If you’ve been keeping an eye on your Vascular Load readings on a Galaxy Watch in the United States, savour them while you can. Samsung is pulling the feature from its smartwatches stateside, and the exit is tied to a pair of software updates rolling out in late July: Samsung Health 7.0 and One UI 9 Watch.
Vascular Load was one of Samsung’s more experimental health metrics, designed to estimate the strain on your cardiovascular system while you sleep. It’s the kind of forward-leaning number that sounds great on a spec sheet but sits in tricky territory with regulators. The removal is widely believed to be linked to U.S. Food and Drug Administration requirements — the sort of behind-the-scenes friction that often reshapes what wearables are allowed to tell you.
Here’s how the rollout plays out. The Galaxy Watch9 and Galaxy Watch Ultra 2, rumored to be unveiled on July 22, will ship with One UI 9 Watch pre-installed — meaning they arrive without Vascular Load from day one. Older devices, including the current Galaxy Watch 7 and Watch Ultra, will lose the feature gradually as they receive the over-the-air update.

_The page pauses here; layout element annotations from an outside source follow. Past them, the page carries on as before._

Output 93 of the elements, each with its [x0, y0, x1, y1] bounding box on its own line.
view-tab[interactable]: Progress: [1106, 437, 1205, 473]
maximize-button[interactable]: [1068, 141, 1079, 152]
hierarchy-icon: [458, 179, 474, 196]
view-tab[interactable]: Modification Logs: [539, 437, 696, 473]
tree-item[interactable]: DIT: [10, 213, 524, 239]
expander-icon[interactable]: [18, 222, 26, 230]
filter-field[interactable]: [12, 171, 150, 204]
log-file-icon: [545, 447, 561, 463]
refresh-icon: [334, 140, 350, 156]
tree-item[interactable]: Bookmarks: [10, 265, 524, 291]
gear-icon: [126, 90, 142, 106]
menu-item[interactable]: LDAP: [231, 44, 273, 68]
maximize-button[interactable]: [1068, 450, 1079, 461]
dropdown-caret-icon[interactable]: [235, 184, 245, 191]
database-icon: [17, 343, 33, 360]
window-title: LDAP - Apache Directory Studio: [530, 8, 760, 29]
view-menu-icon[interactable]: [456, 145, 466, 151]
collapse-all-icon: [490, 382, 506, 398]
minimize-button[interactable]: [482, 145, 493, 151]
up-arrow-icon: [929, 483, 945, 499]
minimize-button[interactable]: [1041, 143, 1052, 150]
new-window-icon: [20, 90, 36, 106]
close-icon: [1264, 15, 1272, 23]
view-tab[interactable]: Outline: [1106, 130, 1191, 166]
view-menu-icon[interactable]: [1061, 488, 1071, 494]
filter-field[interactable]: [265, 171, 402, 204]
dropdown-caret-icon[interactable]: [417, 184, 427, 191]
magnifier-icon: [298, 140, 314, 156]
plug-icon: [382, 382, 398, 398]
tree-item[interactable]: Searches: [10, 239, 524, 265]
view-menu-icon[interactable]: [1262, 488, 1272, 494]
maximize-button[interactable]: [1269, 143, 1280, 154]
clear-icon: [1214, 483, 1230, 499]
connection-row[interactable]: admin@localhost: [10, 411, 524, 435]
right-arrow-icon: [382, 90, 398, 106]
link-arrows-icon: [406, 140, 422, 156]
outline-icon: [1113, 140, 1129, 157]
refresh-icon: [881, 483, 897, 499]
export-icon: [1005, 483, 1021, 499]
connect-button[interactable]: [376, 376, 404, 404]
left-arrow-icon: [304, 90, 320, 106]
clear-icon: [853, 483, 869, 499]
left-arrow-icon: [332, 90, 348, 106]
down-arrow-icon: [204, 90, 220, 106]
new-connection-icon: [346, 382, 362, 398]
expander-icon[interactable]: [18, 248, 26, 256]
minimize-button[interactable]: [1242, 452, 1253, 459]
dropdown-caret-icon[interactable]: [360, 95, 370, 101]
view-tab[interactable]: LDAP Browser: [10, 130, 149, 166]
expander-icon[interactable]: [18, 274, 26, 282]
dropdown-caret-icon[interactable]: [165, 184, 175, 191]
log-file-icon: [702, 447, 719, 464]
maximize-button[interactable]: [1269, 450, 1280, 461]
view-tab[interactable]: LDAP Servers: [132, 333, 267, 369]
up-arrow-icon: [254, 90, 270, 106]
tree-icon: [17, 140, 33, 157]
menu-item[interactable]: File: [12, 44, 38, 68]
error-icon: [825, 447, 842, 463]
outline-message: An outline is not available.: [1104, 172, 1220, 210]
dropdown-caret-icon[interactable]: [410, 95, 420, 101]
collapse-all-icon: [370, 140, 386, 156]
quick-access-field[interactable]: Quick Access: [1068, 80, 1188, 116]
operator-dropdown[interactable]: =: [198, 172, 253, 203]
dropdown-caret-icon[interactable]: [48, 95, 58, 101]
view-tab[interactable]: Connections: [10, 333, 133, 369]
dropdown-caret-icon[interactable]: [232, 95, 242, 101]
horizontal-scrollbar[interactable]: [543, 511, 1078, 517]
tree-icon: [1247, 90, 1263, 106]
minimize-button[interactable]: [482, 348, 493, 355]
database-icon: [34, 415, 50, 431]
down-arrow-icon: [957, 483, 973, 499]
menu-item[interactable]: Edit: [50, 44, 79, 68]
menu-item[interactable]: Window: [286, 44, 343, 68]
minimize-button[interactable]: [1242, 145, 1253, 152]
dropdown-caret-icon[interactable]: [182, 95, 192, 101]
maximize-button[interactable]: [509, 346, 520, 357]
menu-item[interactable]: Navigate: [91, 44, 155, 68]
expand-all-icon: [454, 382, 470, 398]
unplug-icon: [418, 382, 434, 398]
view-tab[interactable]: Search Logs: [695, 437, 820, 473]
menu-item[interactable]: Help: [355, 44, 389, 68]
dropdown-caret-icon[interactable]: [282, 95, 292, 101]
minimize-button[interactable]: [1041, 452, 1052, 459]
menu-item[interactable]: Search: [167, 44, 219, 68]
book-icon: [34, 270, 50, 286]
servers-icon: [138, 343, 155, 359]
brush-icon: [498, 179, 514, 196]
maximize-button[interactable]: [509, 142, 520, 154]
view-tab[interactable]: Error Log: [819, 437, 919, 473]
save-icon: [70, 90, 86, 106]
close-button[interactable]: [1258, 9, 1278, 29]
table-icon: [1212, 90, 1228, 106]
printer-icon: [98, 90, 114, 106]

The good news for data hoarders: your existing readings aren’t being vaporised. Once Vascular Load is deactivated, the metric simply stops appearing inside Samsung Health, but the historical numbers remain retrievable. You can pull them down at any time via:
- More options > Settings > Download personal data
It’s a sensible touch — nobody likes watching months of health tracking evaporate because of a software toggle they never chose to flip.
Samsung isn’t leaving a gap where Vascular Load used to be, either. The company is lining up a replacement feature to slot into Samsung Health, though details on exactly what it does haven’t been spelled out yet. Whether it’s a rebadged version of the same idea with a friendlier regulatory profile, or something genuinely new, remains to be seen.
For most casual users, the change will barely register. Vascular Load was never a headline selling point, and its removal doesn’t touch the core heart-rate, sleep or activity tracking that people actually rely on. But it’s a useful reminder that health features on wearables live and die by regulatory approval — and that a metric available in one market can quietly disappear in another. If you’re in the US and you value that data, the smart move is simple: export it before the late-July updates land.